Rep. Steny Hoyer (D-Md.), the House majority leader, said he supports the war powers legislation that passed the Senate last month and expects to bring it to the floor “in the near future.”
“Whether we’ll do it next week, the following week or the next work session, we’re still working on it,” Hoyer said. “But I want that to come to the floor.”
Sponsored by Sen. Tim Kaine (D-Va.), the resolution would require Trump to win congressional approval before launching any new military operations against Iran — a response to the heightened tensions with Tehran that followed Trump’s Jan. 3 drone strike in Baghdad that killed a top Iranian general.

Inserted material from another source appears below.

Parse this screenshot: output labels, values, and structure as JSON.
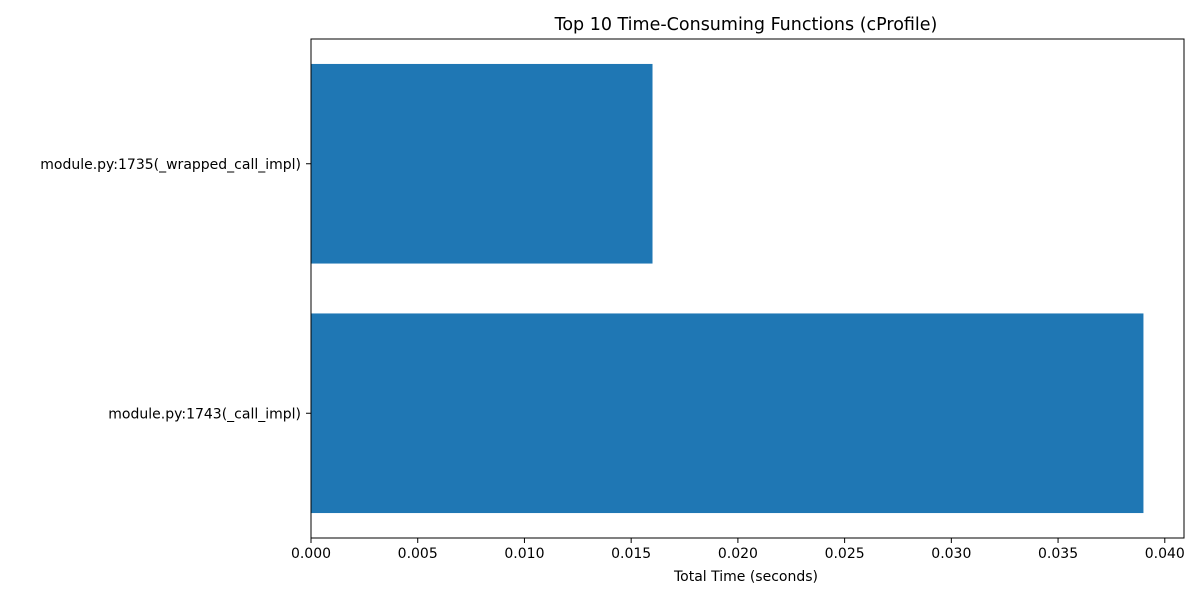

Kaine’s bill is similar to a separate House proposal, sponsored by Rep. Elissa Slotkin (D-Mich.), which passed through the lower chamber in January, just days after the deadly missile strike against Iranian Gen. Qassem Soleimani.
While the measures attracted a handful of Republicans in both chambers, the votes are merely symbolic, since they fell far short of the two-thirds majority needed to overturn Trump’s promised veto. The White House, along with Trump’s allies on Capitol Hill, contend they would tie the Pentagon’s hands in the face of imminent threats from foreign adversaries.
Still, Democrats have hoped to send an election-year message that Congress intends to reassert its unique authority, as defined by the Constitution, to declare war.